- Lost Mountain Location within Oklahoma

Highest point
- Elevation: 791 ft (241 m)
- Coordinates: 34°22′38″N 95°35′40″W﻿ / ﻿34.377222°N 95.594444°W

Geography
- Location: Pushmataha County, Oklahoma
- Parent range: Ouachita Mountains
- Topo map: USGS Dunbar

= Lost Mountain =

Mountain in Oklahoma, United States of America

Lost Mountain is a mountain in Pushmataha County, Oklahoma, located approximately 10 miles northwest of Antlers, Oklahoma.
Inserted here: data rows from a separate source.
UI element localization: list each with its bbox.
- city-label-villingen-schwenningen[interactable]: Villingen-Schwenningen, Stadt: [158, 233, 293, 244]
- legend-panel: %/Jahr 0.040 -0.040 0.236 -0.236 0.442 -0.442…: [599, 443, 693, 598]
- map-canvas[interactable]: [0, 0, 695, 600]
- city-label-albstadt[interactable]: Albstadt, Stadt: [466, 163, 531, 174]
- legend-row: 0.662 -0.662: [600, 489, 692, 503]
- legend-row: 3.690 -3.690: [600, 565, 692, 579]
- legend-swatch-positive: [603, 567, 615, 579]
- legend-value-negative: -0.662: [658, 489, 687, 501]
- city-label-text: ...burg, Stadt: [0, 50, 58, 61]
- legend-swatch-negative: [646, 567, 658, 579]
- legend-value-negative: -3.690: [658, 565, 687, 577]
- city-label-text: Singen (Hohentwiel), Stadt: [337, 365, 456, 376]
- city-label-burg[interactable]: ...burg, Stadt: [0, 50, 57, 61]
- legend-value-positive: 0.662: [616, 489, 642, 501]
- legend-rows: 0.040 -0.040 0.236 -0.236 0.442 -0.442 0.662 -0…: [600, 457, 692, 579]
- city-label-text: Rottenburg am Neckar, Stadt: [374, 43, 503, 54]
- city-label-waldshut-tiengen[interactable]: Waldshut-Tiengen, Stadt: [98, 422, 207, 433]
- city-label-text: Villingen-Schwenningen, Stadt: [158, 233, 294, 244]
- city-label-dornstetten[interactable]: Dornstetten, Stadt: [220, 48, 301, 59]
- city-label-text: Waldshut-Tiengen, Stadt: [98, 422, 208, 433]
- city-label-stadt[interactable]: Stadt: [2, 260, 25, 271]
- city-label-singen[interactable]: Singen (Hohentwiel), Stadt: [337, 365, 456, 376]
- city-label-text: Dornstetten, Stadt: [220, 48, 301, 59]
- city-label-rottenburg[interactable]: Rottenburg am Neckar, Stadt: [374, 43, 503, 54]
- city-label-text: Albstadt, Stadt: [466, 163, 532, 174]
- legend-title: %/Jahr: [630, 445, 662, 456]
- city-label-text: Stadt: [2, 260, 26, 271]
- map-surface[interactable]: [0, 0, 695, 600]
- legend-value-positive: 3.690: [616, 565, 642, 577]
It is a part of the Kiamichi Mountains, a subrange of the Ouachita Mountains.

Its summit is 791 feet above sea level.

The commonly accepted definition of mountain calls for a mountain's summit to top 1,000 feet in elevation. In that sense Lost Mountain qualifies as a hill.

Lost Mountain is notable for its unusual isolation. It is in the middle of the valley of the Kiamichi River, and stands alone from the mountains lining either side of the valley floor. In addition, its isolation is enforced by the river, which flows around much of its base, and Spirit Lake, an ancient channel of the Kiamichi River, which lies along another side.

A fishing camp was located at the base of Lost Mountain for decades.

Aside from the mountain's unusual geological prominence, its only other cause for note occurred during the early 20th century, when a self-proclaimed religious leader, who referred to himself as the supreme deity, established a commune of his followers at the top of the mountain. Traces of their residency still exist, in the form of hand-dug water wells. Squatters who defied authority, the mountain's isolation, and the ease of keeping unwanted people off the mountain made it a perfect location for their settlement.

The mountain was part of a very busy setting due to the location of Kosoma, Oklahoma—an early boomtown turned ghost town—nearby. The St. Louis and San Francisco Railway, whose tracks ran along the mountain's base, operated from the 1880s until 100 years later. Timber, logged from Lost Mountain and adjacent mountains, was shipped from the railroad depot at Kosoma. The mountain's name was most likely given during this time—the 1880s through the early 1900s (decade).

Oklahoma State Highway 2 now passes to the west of Lost Mountain, affording an excellent view of it and the river valley.